To demonstrate their solidarity, the picketers sang about overcoming their challenges, together transforming a traditional gospel song into “We Will Overcome.” This song was later revised to “We Shall Overcome,” an anthem of the civil rights movement during the 1950s and 1960s.

The song was described by union activists as “almost like a prayer of relief” for the struggles faced by Cigar Factory workers as they sang together, “We will win our rights someday.”

Bringing the fight for rights into the present

Today, a marker from the Preservation Society of Charleston stands outside the Cigar Factory commemorating the strike and the creation of the history-shaping protest song.
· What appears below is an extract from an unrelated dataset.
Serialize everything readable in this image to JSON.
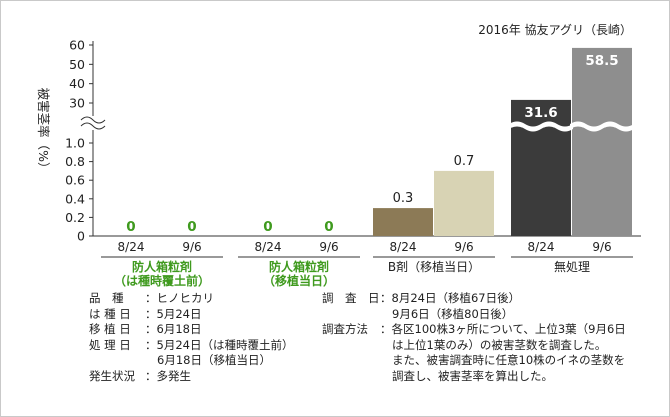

For a company like Afaxys, which works to promote and secure the rights of all people to access reproductive and sexual healthcare, the song could not resonate stronger.

“Labor rights and reproductive rights are different on many levels, of course, but it’s remarkable that some 75 years later, in the same building, we’re trying to protect people’s rights just as those union workers did,” said Staci Gouveia “It makes us feel connected to the past and reminds us that some struggles are never over.”

Indeed, simply going to work each day brings team members back to a different era. They must pass through the massive arched entryways, large enough once for horse-drawn wagons carrying tobacco. Their conference rooms and cubicles are surrounded by the deep red brick of the old factory’s walls.

In 1881, the Cigar Factory was built as a cotton manufacturing facility, featuring the cutting-edge technologies of the day: electricity, steam heat and a fire safety system. Today, instead of producing millions of cigars each day, the building has stepped definitively into the modern age. The property has been transformed into a collection of apartments, shops, restaurants and growing businesses, in industries ranging from technology to finance to healthcare, like Afaxys.

In a city like Charleston, the past is always present. But the future is too.